Amyotrophic lateral sclerosis (ALS) is a rapidly progressive neurodegenerative disease characterised by the accumulation of aggregated proteins, microglia activation and motor neuron loss. The mechanisms underlying neurodegeneration and disease progression in ALS are unknown, but the ATP-gated P2X7 receptor channel is implicated in this disease. Therefore, the current study aimed to examine P2X7 in the context of neurodegeneration, and investigate whether the P2X7 antagonist, Brilliant Blue G (BBG), could alter disease progression in a murine model of ALS.
Human SOD1G93A transgenic mice, which normally develop ALS, were injected with BBG or saline, three times per week, from pre-onset of clinical disease (62–64 days of age) until end-stage. During the course of treatment mice were assessed for weight, clinical score and survival, and motor coordination, which was assessed by rotarod performance. Various parameters from end-stage mice were assessed as follows. Motor neuron loss and microgliosis were assessed by immunohistochemistry. Relative amounts of lumbar spinal cord SOD1 and P2X7 were quantified by immunoblotting. Serum monocyte chemoattractant protein-1 was measured by ELISA. Splenic leukocyte populations were assessed by flow cytometry. Relative expression of splenic and hepatic P2X7 mRNA was measured by quantitative real-time PCR. Lumbar spinal cord SOD1 and P2X7 were also quantified by immunoblotting in untreated female SOD1G93A mice during the course of disease.

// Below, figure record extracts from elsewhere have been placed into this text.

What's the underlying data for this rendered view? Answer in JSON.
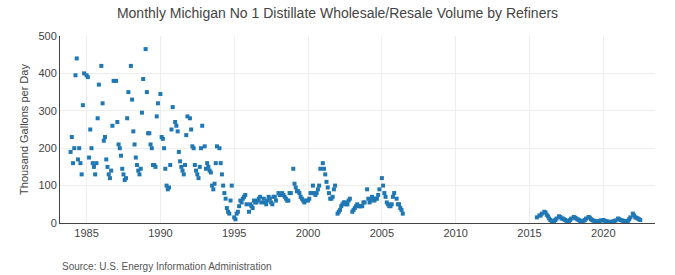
{
  "chart_data": {
    "type": "scatter",
    "title": "Monthly Michigan No 1 Distillate Wholesale/Resale Volume by Refiners",
    "ylabel": "Thousand Gallons per Day",
    "source": "Source: U.S. Energy Information Administration",
    "marker": "square",
    "grid": true,
    "xlim": [
      1983.2,
      2023.5
    ],
    "ylim": [
      0,
      500
    ],
    "xticks": [
      1985,
      1990,
      1995,
      2000,
      2005,
      2010,
      2015,
      2020
    ],
    "yticks": [
      0,
      100,
      200,
      300,
      400,
      500
    ],
    "x": [
      1983.917,
      1984.0,
      1984.083,
      1984.167,
      1984.25,
      1984.333,
      1984.417,
      1984.5,
      1984.583,
      1984.667,
      1984.75,
      1984.833,
      1985.0,
      1985.083,
      1985.167,
      1985.25,
      1985.333,
      1985.417,
      1985.5,
      1985.583,
      1985.667,
      1985.75,
      1985.833,
      1986.0,
      1986.083,
      1986.167,
      1986.25,
      1986.333,
      1986.417,
      1986.5,
      1986.583,
      1986.667,
      1986.75,
      1986.833,
      1987.0,
      1987.083,
      1987.167,
      1987.25,
      1987.333,
      1987.417,
      1987.5,
      1987.583,
      1987.667,
      1987.75,
      1987.833,
      1988.0,
      1988.083,
      1988.167,
      1988.25,
      1988.333,
      1988.417,
      1988.5,
      1988.583,
      1988.667,
      1988.75,
      1988.833,
      1989.0,
      1989.083,
      1989.167,
      1989.25,
      1989.333,
      1989.417,
      1989.5,
      1989.583,
      1989.667,
      1989.75,
      1989.833,
      1990.0,
      1990.083,
      1990.167,
      1990.25,
      1990.333,
      1990.417,
      1990.5,
      1990.583,
      1990.667,
      1990.75,
      1990.833,
      1991.0,
      1991.083,
      1991.167,
      1991.25,
      1991.333,
      1991.417,
      1991.5,
      1991.583,
      1991.667,
      1991.75,
      1991.833,
      1992.0,
      1992.083,
      1992.167,
      1992.25,
      1992.333,
      1992.417,
      1992.5,
      1992.583,
      1992.667,
      1992.75,
      1992.833,
      1993.0,
      1993.083,
      1993.167,
      1993.25,
      1993.333,
      1993.417,
      1993.5,
      1993.583,
      1993.667,
      1993.75,
      1993.833,
      1994.0,
      1994.083,
      1994.167,
      1994.25,
      1994.333,
      1994.417,
      1994.5,
      1994.583,
      1994.667,
      1994.75,
      1994.833,
      1995.0,
      1995.083,
      1995.167,
      1995.25,
      1995.333,
      1995.417,
      1995.5,
      1995.583,
      1995.667,
      1995.75,
      1995.833,
      1996.0,
      1996.083,
      1996.167,
      1996.25,
      1996.333,
      1996.417,
      1996.5,
      1996.583,
      1996.667,
      1996.75,
      1996.833,
      1997.0,
      1997.083,
      1997.167,
      1997.25,
      1997.333,
      1997.417,
      1997.5,
      1997.583,
      1997.667,
      1997.75,
      1997.833,
      1998.0,
      1998.083,
      1998.167,
      1998.25,
      1998.333,
      1998.417,
      1998.5,
      1998.583,
      1998.667,
      1998.75,
      1998.833,
      1999.0,
      1999.083,
      1999.167,
      1999.25,
      1999.333,
      1999.417,
      1999.5,
      1999.583,
      1999.667,
      1999.75,
      1999.833,
      2000.0,
      2000.083,
      2000.167,
      2000.25,
      2000.333,
      2000.417,
      2000.5,
      2000.583,
      2000.667,
      2000.75,
      2000.833,
      2001.0,
      2001.083,
      2001.167,
      2001.25,
      2001.333,
      2001.417,
      2001.5,
      2001.583,
      2001.667,
      2001.75,
      2001.833,
      2002.0,
      2002.083,
      2002.167,
      2002.25,
      2002.333,
      2002.417,
      2002.5,
      2002.583,
      2002.667,
      2002.75,
      2002.833,
      2003.0,
      2003.083,
      2003.167,
      2003.25,
      2003.333,
      2003.417,
      2003.5,
      2003.583,
      2003.667,
      2003.75,
      2003.833,
      2004.0,
      2004.083,
      2004.167,
      2004.25,
      2004.333,
      2004.417,
      2004.5,
      2004.583,
      2004.667,
      2004.75,
      2004.833,
      2005.0,
      2005.083,
      2005.167,
      2005.25,
      2005.333,
      2005.417,
      2005.5,
      2005.583,
      2005.667,
      2005.75,
      2005.833,
      2006.0,
      2006.083,
      2006.167,
      2006.25,
      2006.333,
      2006.417,
      2015.5,
      2015.667,
      2015.75,
      2015.833,
      2016.0,
      2016.083,
      2016.167,
      2016.25,
      2016.333,
      2016.417,
      2016.5,
      2016.583,
      2016.667,
      2016.75,
      2016.833,
      2017.0,
      2017.083,
      2017.167,
      2017.25,
      2017.333,
      2017.417,
      2017.5,
      2017.583,
      2017.667,
      2017.75,
      2017.833,
      2018.0,
      2018.083,
      2018.167,
      2018.25,
      2018.333,
      2018.417,
      2018.5,
      2018.583,
      2018.667,
      2018.75,
      2018.833,
      2019.0,
      2019.083,
      2019.167,
      2019.25,
      2019.333,
      2019.417,
      2019.5,
      2019.583,
      2019.667,
      2019.75,
      2019.833,
      2020.0,
      2020.083,
      2020.167,
      2020.25,
      2020.333,
      2020.417,
      2020.5,
      2020.583,
      2020.667,
      2020.75,
      2020.833,
      2021.0,
      2021.083,
      2021.167,
      2021.25,
      2021.333,
      2021.417,
      2021.5,
      2021.583,
      2021.667,
      2021.75,
      2021.833,
      2022.0,
      2022.083,
      2022.167,
      2022.25,
      2022.333,
      2022.417,
      2022.5
    ],
    "values": [
      190,
      230,
      160,
      200,
      395,
      440,
      170,
      200,
      160,
      130,
      315,
      400,
      395,
      390,
      175,
      250,
      200,
      160,
      150,
      130,
      160,
      280,
      370,
      420,
      320,
      220,
      230,
      170,
      150,
      130,
      120,
      140,
      260,
      380,
      380,
      270,
      210,
      200,
      180,
      145,
      130,
      115,
      120,
      280,
      350,
      420,
      330,
      245,
      210,
      175,
      155,
      140,
      130,
      145,
      295,
      385,
      465,
      350,
      240,
      240,
      210,
      200,
      155,
      155,
      150,
      285,
      320,
      345,
      230,
      225,
      200,
      145,
      100,
      90,
      95,
      155,
      250,
      310,
      270,
      260,
      245,
      190,
      165,
      150,
      140,
      130,
      155,
      235,
      285,
      280,
      250,
      205,
      200,
      155,
      140,
      130,
      120,
      150,
      200,
      260,
      205,
      145,
      160,
      150,
      140,
      135,
      100,
      90,
      105,
      160,
      205,
      200,
      160,
      130,
      100,
      80,
      65,
      40,
      30,
      25,
      60,
      100,
      15,
      10,
      25,
      30,
      45,
      60,
      55,
      65,
      70,
      75,
      50,
      30,
      50,
      45,
      40,
      60,
      55,
      55,
      60,
      65,
      70,
      55,
      65,
      55,
      50,
      60,
      70,
      65,
      55,
      50,
      70,
      70,
      60,
      80,
      75,
      75,
      80,
      75,
      70,
      65,
      60,
      60,
      80,
      80,
      145,
      105,
      95,
      85,
      85,
      80,
      70,
      65,
      60,
      55,
      60,
      60,
      65,
      80,
      80,
      100,
      80,
      75,
      80,
      90,
      100,
      145,
      160,
      145,
      130,
      110,
      95,
      80,
      65,
      65,
      70,
      90,
      100,
      25,
      30,
      35,
      45,
      50,
      55,
      55,
      50,
      50,
      60,
      65,
      30,
      35,
      40,
      45,
      50,
      45,
      45,
      45,
      45,
      55,
      55,
      90,
      65,
      55,
      60,
      70,
      65,
      60,
      65,
      65,
      75,
      90,
      120,
      100,
      80,
      70,
      55,
      50,
      45,
      45,
      50,
      70,
      80,
      65,
      50,
      50,
      40,
      35,
      25,
      15,
      20,
      20,
      25,
      30,
      28,
      22,
      18,
      12,
      8,
      5,
      4,
      4,
      8,
      12,
      18,
      16,
      12,
      12,
      10,
      8,
      6,
      5,
      5,
      8,
      12,
      16,
      14,
      12,
      10,
      8,
      6,
      5,
      5,
      6,
      8,
      12,
      16,
      14,
      10,
      8,
      6,
      5,
      4,
      3,
      4,
      5,
      7,
      8,
      6,
      5,
      4,
      3,
      3,
      3,
      3,
      4,
      5,
      7,
      12,
      10,
      8,
      7,
      6,
      5,
      5,
      5,
      6,
      10,
      15,
      25,
      20,
      15,
      14,
      12,
      10,
      8
    ]
  }
}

BBG treatment reduced body weight loss in SOD1G93A mice of combined sex, but had no effect on clinical score, survival or motor coordination. BBG treatment reduced body weight loss in female, but not male, SOD1G93A mice. BBG treatment also prolonged survival in female, but not male, SOD1G93A mice, extending the mean survival time by 4.3% in female mice compared to female mice treated with saline. BBG treatment had no effect on clinical score or motor coordination in either sex. BBG treatment had no major effect on any end-stage parameters. Total amounts of lumbar spinal cord SOD1 and P2X7 in untreated female SOD1G93A mice did not change over time.
Collectively, this data suggests P2X7 may have a partial role in ALS progression in mice, but additional research is required to fully elucidate the contribution of this receptor in this disease.